Sono molto particolare in fatto di gusti sessuali, mi piacciono cose un po’ strane, non proprio le classiche situazioni amorose che si vivono di solito.
Sono Patrizia, una signora a cui piace ascoltare il suo compagno di giochi mentre racconta le storie più perverse che ha vissuto, tutto quello mentre passa la sua sapiente lingua sulla mia fighetta densa di umori femminili.
leccami-la-figaNell’ultimo rapporto di questo tipo, che ho avuto l’altro ieri, ho ascoltato queste parole dal mio leccatore di passera, facendogli giuramente di dire il vero da quanto era strano il suo racconto.
Mi ha raccontato che poco tempo fa è stato ricoverato in ospedale, e le fantasie sessuali sulle infermiere si sprecano, ma in questo caso sono vere perché mi ha fornito nome e cognome della porcona del turno di notte.
Doveva fare dei controlli di routine, normali per chi ha avuto seri problemi di salute come lui, e questa volta ha trovato questa nuova infermiera.
Mentre mi dice queste cose, la sua lingua diventava più insistente, si eccitava da matti e la sua figa sbrodolava abbondanti soluzioni di eccitazione, e dall’arrapamento che aveva, mi ha infilato tre dita nel culo, tanto per gradire.
L’infermiera è entrata verso le due di notte nella sua stanza, ha messo due pareti mobili, e gli ha detto che gli doveva fare una peretta per farlo andare di corpo.
Alla perplessità iniziale è presto subentrata una strana eccitazione, l’infermiera lo ha fatto girare abbassandogli gli slip.
Essere in balia della donna ha fatto eccitare il mio porcone, con mano esperta la donna ha infilato la peretta nel suo culetto, e mentre spruzzava la soluzione dentro, con la mano massaggiava lo scroto del paziente.
Terminata la peretta, ha accompagnato il suo paziente in bagno, gli ha fatto un accurato bidet, con tanto di ditino in culo, e infine ha chiuso la porta a chiave, dicendo che non sarebbe uscito senza prima averla sodomizzata.
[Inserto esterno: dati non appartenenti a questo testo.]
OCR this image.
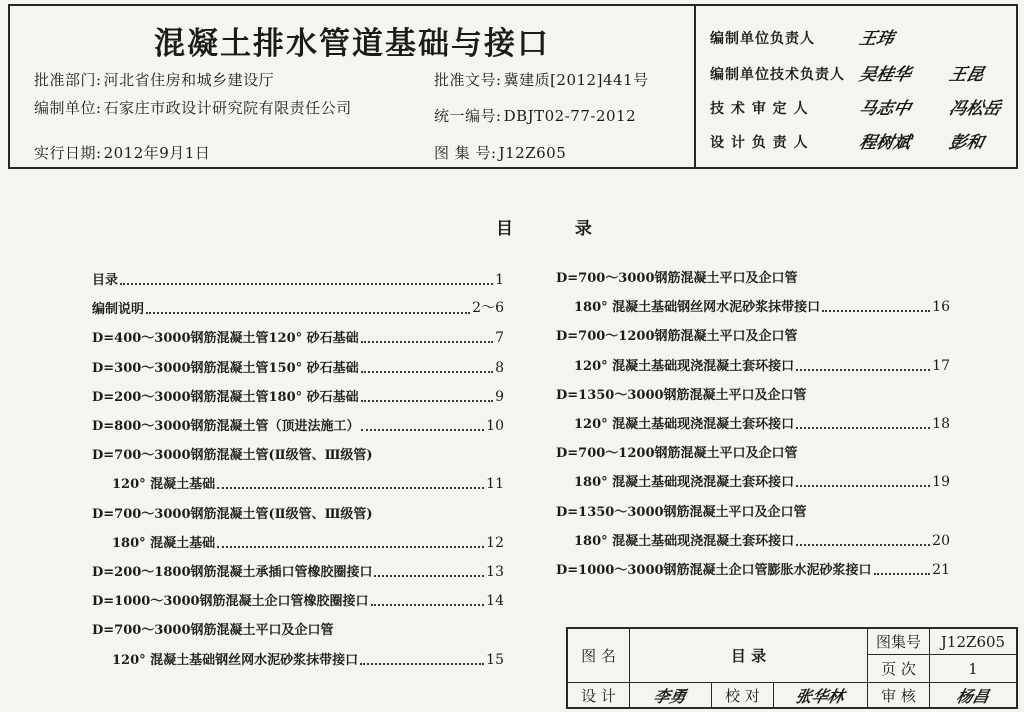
混凝土排水管道基础与接口
批准部门: 河北省住房和城乡建设厅
编制单位: 石家庄市政设计研究院有限责任公司
实行日期: 2012年9月1日
批准文号: 冀建质[2012]441号
统一编号: DBJT02-77-2012
图 集 号: J12Z605
编制单位负责人 王玮
编制单位技术负责人 吴桂华 王昆
技 术 审 定 人	马志中 冯松岳
设 计 负 责 人	程树斌 彭和
目 录
目录	1
编制说明	2～6
D=400～3000钢筋混凝土管120° 砂石基础	7
D=300～3000钢筋混凝土管150° 砂石基础	8
D=200～3000钢筋混凝土管180° 砂石基础	9
D=800～3000钢筋混凝土管（顶进法施工）	10
D=700～3000钢筋混凝土管(Ⅱ级管、Ⅲ级管)
120° 混凝土基础	11
D=700～3000钢筋混凝土管(Ⅱ级管、Ⅲ级管)
180° 混凝土基础	12
D=200～1800钢筋混凝土承插口管橡胶圈接口	13
D=1000～3000钢筋混凝土企口管橡胶圈接口	14
D=700～3000钢筋混凝土平口及企口管
120° 混凝土基础钢丝网水泥砂浆抹带接口	15
D=700～3000钢筋混凝土平口及企口管
180° 混凝土基础钢丝网水泥砂浆抹带接口	16
D=700～1200钢筋混凝土平口及企口管
120° 混凝土基础现浇混凝土套环接口	17
D=1350～3000钢筋混凝土平口及企口管
120° 混凝土基础现浇混凝土套环接口	18
D=700～1200钢筋混凝土平口及企口管
180° 混凝土基础现浇混凝土套环接口	19
D=1350～3000钢筋混凝土平口及企口管
180° 混凝土基础现浇混凝土套环接口	20
D=1000～3000钢筋混凝土企口管膨胀水泥砂浆接口	21
图 名	目 录
图集号	J12Z605
页 次	1
设 计	李勇	校 对	张华林	审 核	杨昌
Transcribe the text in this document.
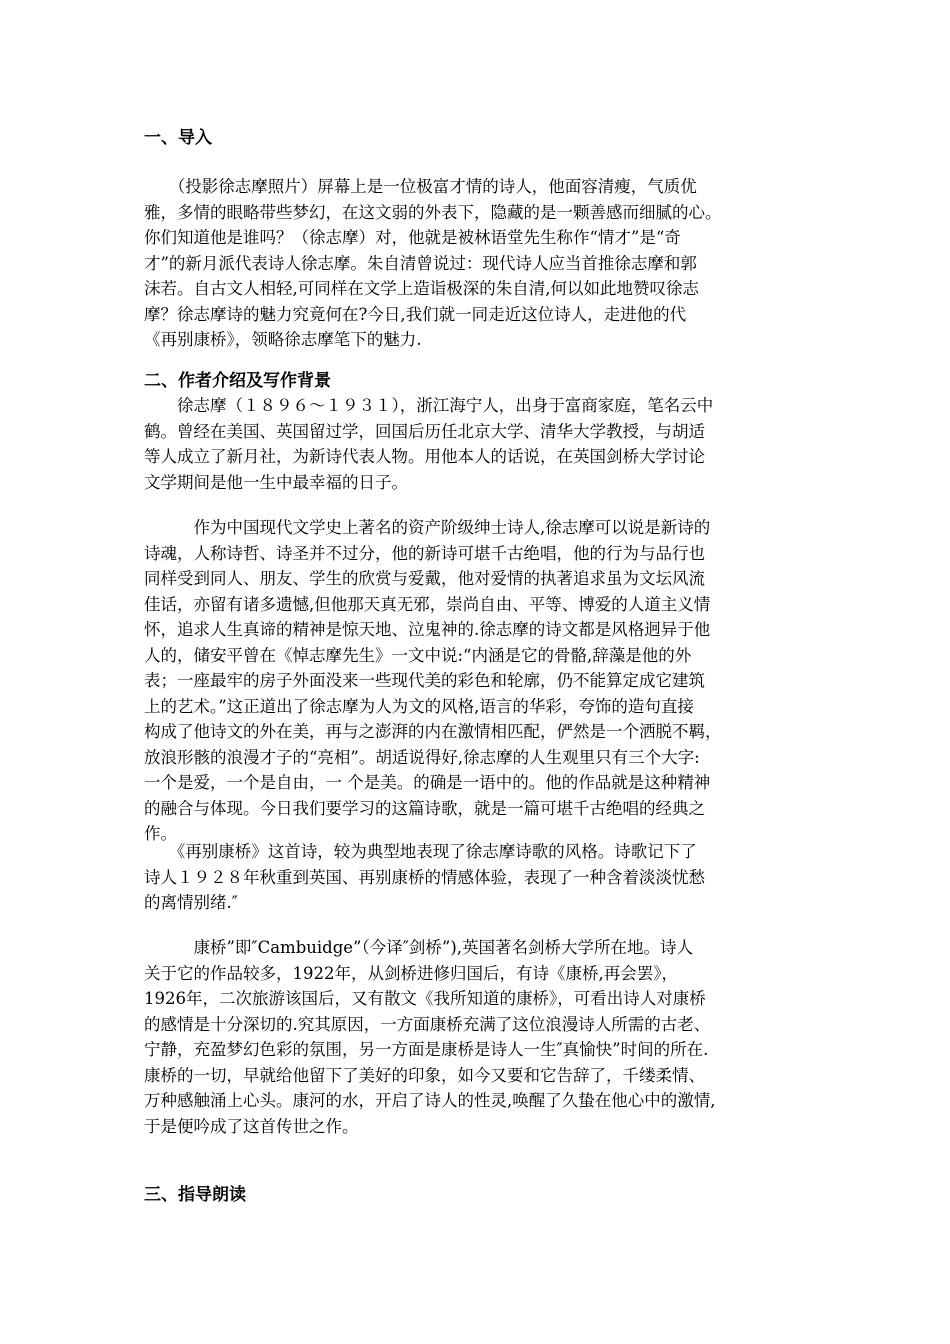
一、导入
　　（投影徐志摩照片）屏幕上是一位极富才情的诗人，他面容清瘦，气质优
雅，多情的眼略带些梦幻，在这文弱的外表下，隐藏的是一颗善感而细腻的心。
你们知道他是谁吗？（徐志摩）对，他就是被林语堂先生称作“情才”是“奇
才”的新月派代表诗人徐志摩。朱自清曾说过：现代诗人应当首推徐志摩和郭
沫若。自古文人相轻,可同样在文学上造诣极深的朱自清,何以如此地赞叹徐志
摩？徐志摩诗的魅力究竟何在?今日,我们就一同走近这位诗人，走进他的代
《再别康桥》，领略徐志摩笔下的魅力.
二、作者介绍及写作背景
　　徐志摩（１８９６～１９３１），浙江海宁人，出身于富商家庭，笔名云中
鹤。曾经在美国、英国留过学，回国后历任北京大学、清华大学教授，与胡适
等人成立了新月社，为新诗代表人物。用他本人的话说，在英国剑桥大学讨论
文学期间是他一生中最幸福的日子。
　　　作为中国现代文学史上著名的资产阶级绅士诗人,徐志摩可以说是新诗的
诗魂，人称诗哲、诗圣并不过分，他的新诗可堪千古绝唱，他的行为与品行也
同样受到同人、朋友、学生的欣赏与爱戴，他对爱情的执著追求虽为文坛风流
佳话，亦留有诸多遗憾,但他那天真无邪，崇尚自由、平等、博爱的人道主义情
怀，追求人生真谛的精神是惊天地、泣鬼神的.徐志摩的诗文都是风格迥异于他
人的，储安平曾在《悼志摩先生》一文中说:“内涵是它的骨骼,辞藻是他的外
表；一座最牢的房子外面没来一些现代美的彩色和轮廓，仍不能算定成它建筑
上的艺术。”这正道出了徐志摩为人为文的风格,语言的华彩，夸饰的造句直接
构成了他诗文的外在美，再与之澎湃的内在激情相匹配，俨然是一个洒脱不羁，
放浪形骸的浪漫才子的“亮相”。胡适说得好,徐志摩的人生观里只有三个大字:
一个是爱，一个是自由，一 个是美。的确是一语中的。他的作品就是这种精神
的融合与体现。今日我们要学习的这篇诗歌，就是一篇可堪千古绝唱的经典之
作。
　　《再别康桥》这首诗，较为典型地表现了徐志摩诗歌的风格。诗歌记下了
诗人１９２８年秋重到英国、再别康桥的情感体验，表现了一种含着淡淡忧愁
的离情别绪.″
　　　康桥”即″Cambuidge”（今译″剑桥”),英国著名剑桥大学所在地。诗人
关于它的作品较多，1922年，从剑桥进修归国后，有诗《康桥,再会罢》，
1926年，二次旅游该国后，又有散文《我所知道的康桥》，可看出诗人对康桥
的感情是十分深切的.究其原因，一方面康桥充满了这位浪漫诗人所需的古老、
宁静，充盈梦幻色彩的氛围，另一方面是康桥是诗人一生″真愉快”时间的所在.
康桥的一切，早就给他留下了美好的印象，如今又要和它告辞了，千缕柔情、
万种感触涌上心头。康河的水，开启了诗人的性灵,唤醒了久蛰在他心中的激情,
于是便吟成了这首传世之作。
三、指导朗读
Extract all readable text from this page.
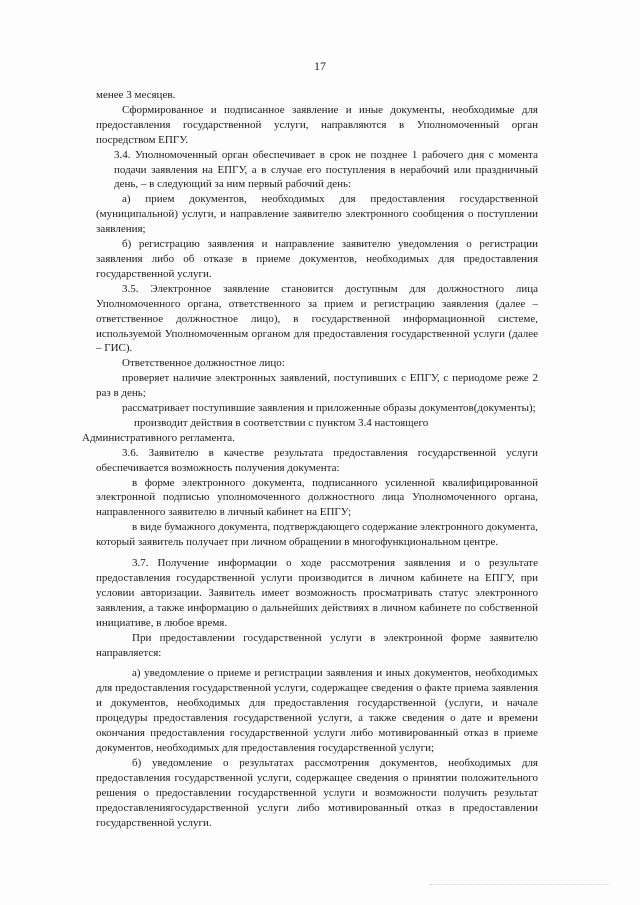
17

менее 3 месяцев.

Сформированное и подписанное заявление и иные документы, необходимые для предоставления государственной услуги, направляются в Уполномоченный орган посредством ЕПГУ.

3.4. Уполномоченный орган обеспечивает в срок не позднее 1 рабочего дня с момента подачи заявления на ЕПГУ, а в случае его поступления в нерабочий или праздничный день, – в следующий за ним первый рабочий день:

а) прием документов, необходимых для предоставления государственной (муниципальной) услуги, и направление заявителю электронного сообщения о поступлении заявления;

б) регистрацию заявления и направление заявителю уведомления о регистрации заявления либо об отказе в приеме документов, необходимых для предоставления государственной услуги.

3.5. Электронное заявление становится доступным для должностного лица Уполномоченного органа, ответственного за прием и регистрацию заявления (далее – ответственное должностное лицо), в государственной информационной системе, используемой Уполномоченным органом для предоставления государственной услуги (далее – ГИС).

Ответственное должностное лицо:

проверяет наличие электронных заявлений, поступивших с ЕПГУ, с периодоме реже 2 раз в день;

рассматривает поступившие заявления и приложенные образы документов(документы);

производит действия в соответствии с пунктом 3.4 настоящего

Административного регламента.

3.6. Заявителю в качестве результата предоставления государственной услуги обеспечивается возможность получения документа:

в форме электронного документа, подписанного усиленной квалифицированной электронной подписью уполномоченного должностного лица Уполномоченного органа, направленного заявителю в личный кабинет на ЕПГУ;

в виде бумажного документа, подтверждающего содержание электронного документа, который заявитель получает при личном обращении в многофункциональном центре.

3.7. Получение информации о ходе рассмотрения заявления и о результате предоставления государственной услуги производится в личном кабинете на ЕПГУ, при условии авторизации. Заявитель имеет возможность просматривать статус электронного заявления, а также информацию о дальнейших действиях в личном кабинете по собственной инициативе, в любое время.

При предоставлении государственной услуги в электронной форме заявителю направляется:

а) уведомление о приеме и регистрации заявления и иных документов, необходимых для предоставления государственной услуги, содержащее сведения о факте приема заявления и документов, необходимых для предоставления государственной (услуги, и начале процедуры предоставления государственной услуги, а также сведения о дате и времени окончания предоставления государственной услуги либо мотивированный отказ в приеме документов, необходимых для предоставления государственной услуги;

б) уведомление о результатах рассмотрения документов, необходимых для предоставления государственной услуги, содержащее сведения о принятии положительного решения о предоставлении государственной услуги и возможности получить результат предоставлениягосударственной услуги либо мотивированный отказ в предоставлении государственной услуги.
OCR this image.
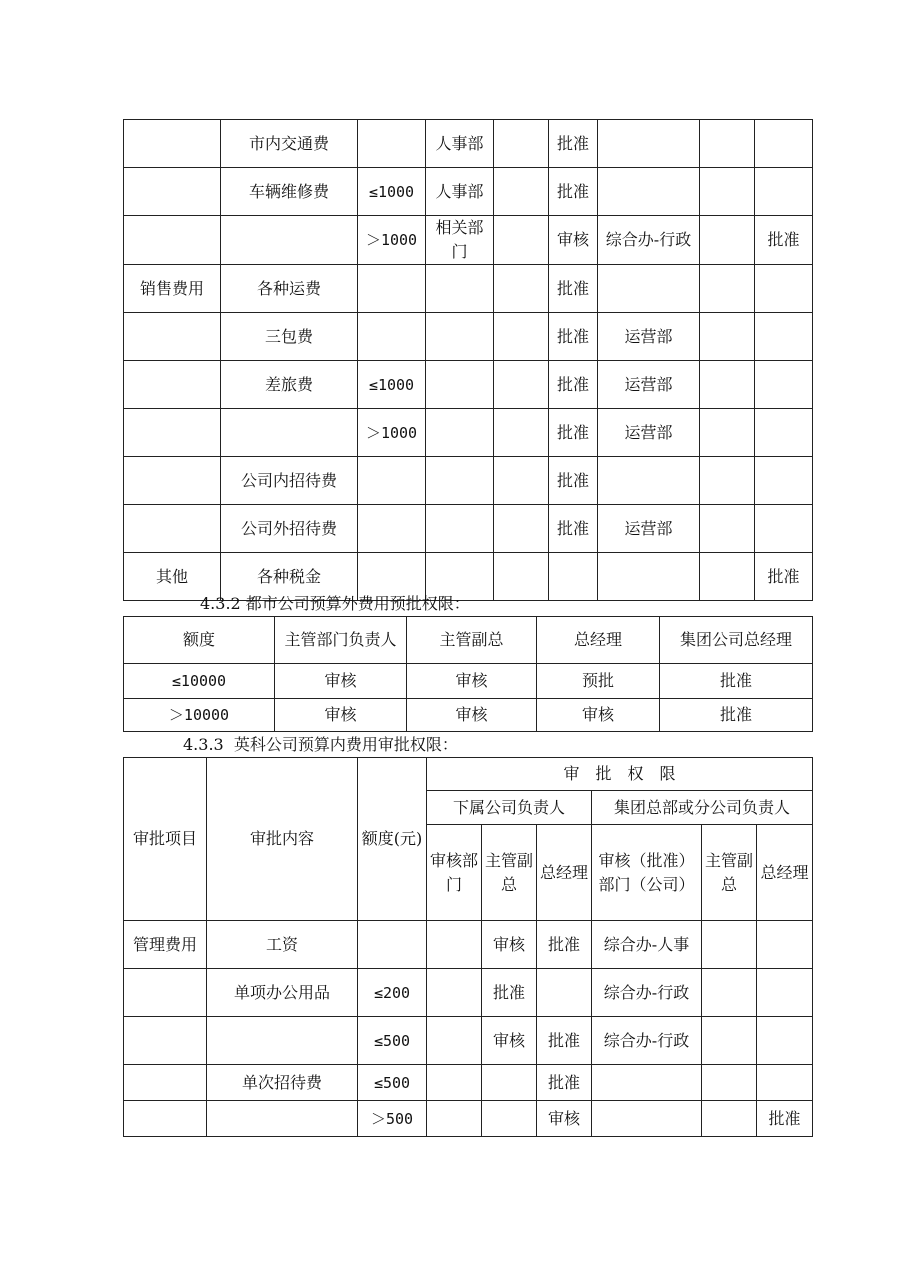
	市内交通费		人事部		批准			
	车辆维修费	≤1000	人事部		批准			
		＞1000	相关部门		审核	综合办-行政		批准
销售费用	各种运费				批准			
	三包费				批准	运营部		
	差旅费	≤1000			批准	运营部		
		＞1000			批准	运营部		
	公司内招待费				批准			
	公司外招待费				批准	运营部		
其他	各种税金							批准
4.3.2 都市公司预算外费用预批权限：
额度	主管部门负责人	主管副总	总经理	集团公司总经理
≤10000	审核	审核	预批	批准
＞10000	审核	审核	审核	批准
4.3.3  英科公司预算内费用审批权限：
审批项目	审批内容	额度(元)	审　批　权　限					
			下属公司负责人			集团总部或分公司负责人		
			审核部门	主管副总	总经理	审核（批准）部门（公司）	主管副总	总经理
管理费用	工资			审核	批准	综合办-人事		
	单项办公用品	≤200		批准		综合办-行政		
		≤500		审核	批准	综合办-行政		
	单次招待费	≤500			批准			
		＞500			审核			批准
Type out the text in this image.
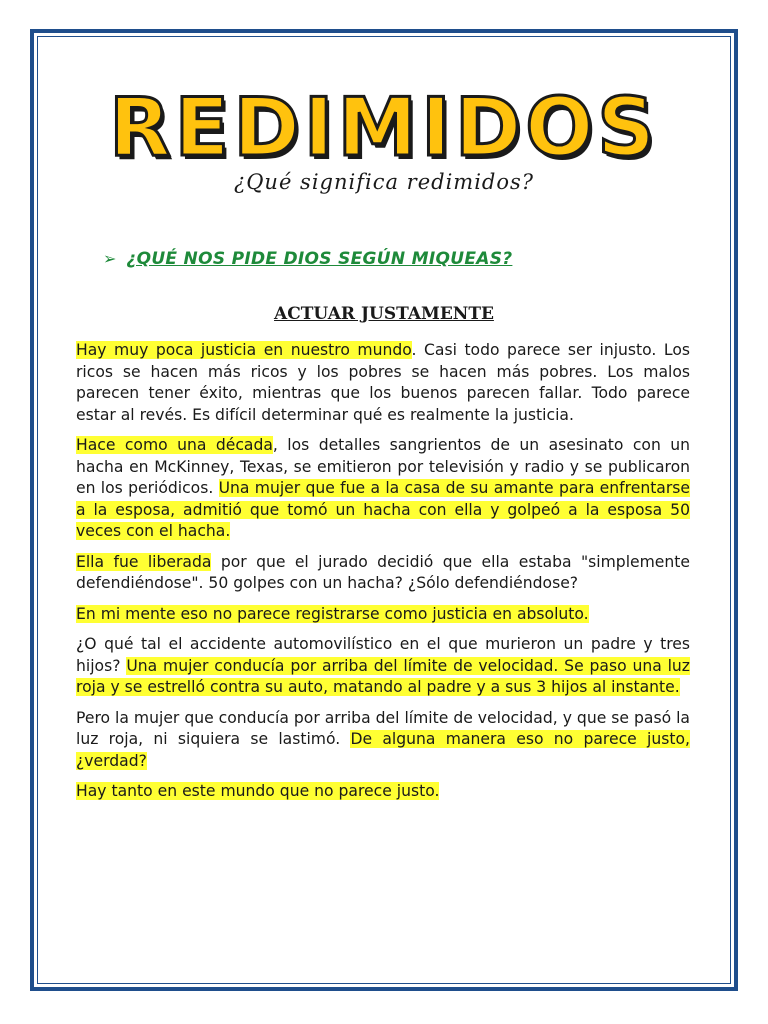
REDIMIDOS
¿Qué significa redimidos?
➢ ¿QUÉ NOS PIDE DIOS SEGÚN MIQUEAS?
ACTUAR JUSTAMENTE

Hay muy poca justicia en nuestro mundo. Casi todo parece ser injusto. Los ricos se hacen más ricos y los pobres se hacen más pobres. Los malos parecen tener éxito, mientras que los buenos parecen fallar. Todo parece estar al revés. Es difícil determinar qué es realmente la justicia.

Hace como una década, los detalles sangrientos de un asesinato con un hacha en McKinney, Texas, se emitieron por televisión y radio y se publicaron en los periódicos. Una mujer que fue a la casa de su amante para enfrentarse a la esposa, admitió que tomó un hacha con ella y golpeó a la esposa 50 veces con el hacha.

Ella fue liberada por que el jurado decidió que ella estaba "simplemente defendiéndose". 50 golpes con un hacha? ¿Sólo defendiéndose?

En mi mente eso no parece registrarse como justicia en absoluto.

¿O qué tal el accidente automovilístico en el que murieron un padre y tres hijos? Una mujer conducía por arriba del límite de velocidad. Se paso una luz roja y se estrelló contra su auto, matando al padre y a sus 3 hijos al instante.

Pero la mujer que conducía por arriba del límite de velocidad, y que se pasó la luz roja, ni siquiera se lastimó. De alguna manera eso no parece justo, ¿verdad?

Hay tanto en este mundo que no parece justo.
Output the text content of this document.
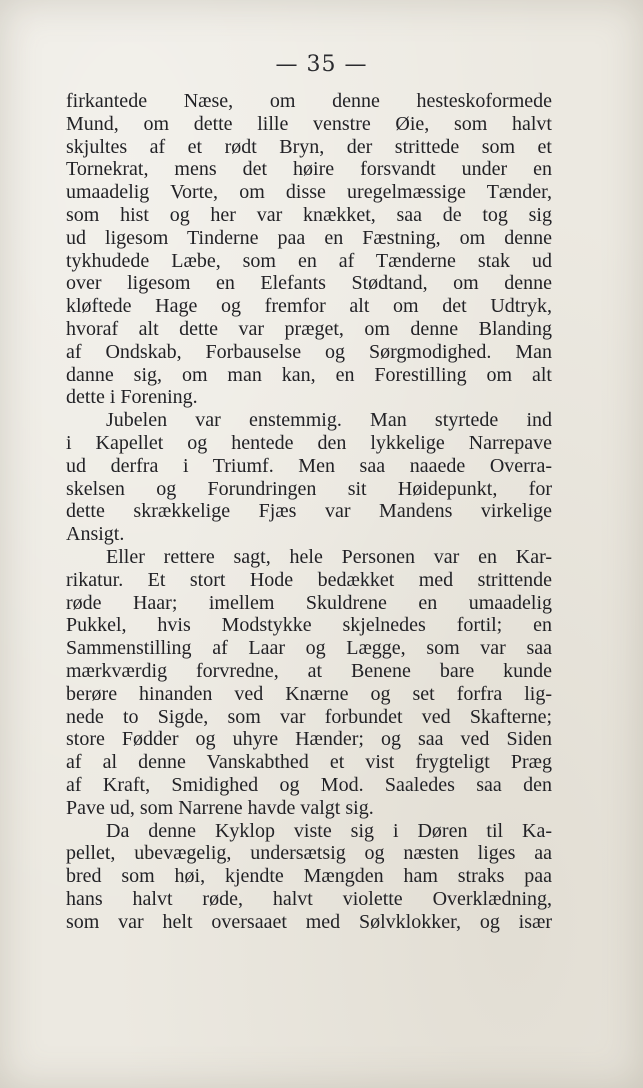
— 35 —
firkantede Næse, om denne hesteskoformede
Mund, om dette lille venstre Øie, som halvt
skjultes af et rødt Bryn, der strittede som et
Tornekrat, mens det høire forsvandt under en
umaadelig Vorte, om disse uregelmæssige Tænder,
som hist og her var knækket, saa de tog sig
ud ligesom Tinderne paa en Fæstning, om denne
tykhudede Læbe, som en af Tænderne stak ud
over ligesom en Elefants Stødtand, om denne
kløftede Hage og fremfor alt om det Udtryk,
hvoraf alt dette var præget, om denne Blanding
af Ondskab, Forbauselse og Sørgmodighed. Man
danne sig, om man kan, en Forestilling om alt
dette i Forening.
Jubelen var enstemmig. Man styrtede ind
i Kapellet og hentede den lykkelige Narrepave
ud derfra i Triumf. Men saa naaede Overra-
skelsen og Forundringen sit Høidepunkt, for
dette skrækkelige Fjæs var Mandens virkelige
Ansigt.
Eller rettere sagt, hele Personen var en Kar-
rikatur. Et stort Hode bedækket med strittende
røde Haar; imellem Skuldrene en umaadelig
Pukkel, hvis Modstykke skjelnedes fortil; en
Sammenstilling af Laar og Lægge, som var saa
mærkværdig forvredne, at Benene bare kunde
berøre hinanden ved Knærne og set forfra lig-
nede to Sigde, som var forbundet ved Skafterne;
store Fødder og uhyre Hænder; og saa ved Siden
af al denne Vanskabthed et vist frygteligt Præg
af Kraft, Smidighed og Mod. Saaledes saa den
Pave ud, som Narrene havde valgt sig.
Da denne Kyklop viste sig i Døren til Ka-
pellet, ubevægelig, undersætsig og næsten liges aa
bred som høi, kjendte Mængden ham straks paa
hans halvt røde, halvt violette Overklædning,
som var helt oversaaet med Sølvklokker, og især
Il mio leccatore di figa ha girato subito l’infermiera spostandole di lato le mutandine, come nei film porno, e lo ha sbattuto di brutto nel suo culo allenato, riempendolo di sperma dopo pochi colpi, da quanta voglia aveva in corpo.
E tu quali porcherie vuoi raccontarmi? Dimmi quello che vuoi, non arrossisco mai, sono una donna abituata a tutte le sconcerie degne dei peggiori scaricatori di porto, ma devi assolutamente passare tante volte la tua lingua sulla mia figa, leccamela per bene, mettimi un dito, due, nella passera, nel sedere, dove vuoi, basta che me la lecchi, hai capito?
Poi, quando mi hai fatto godere ben bene, poi fare tutto quello che ti passa per la testa, e darmi la tua verga dove ti pare, ma voglio un’intensa e prolungata leccata di passera, devi soddisfare questa mia voglia.
Contattami subito, sono qui che ti aspetto con la figa al vento da quanto è bollente, dammi tutta la saliva che hai per abbassare la rovente temperatura della mia micina.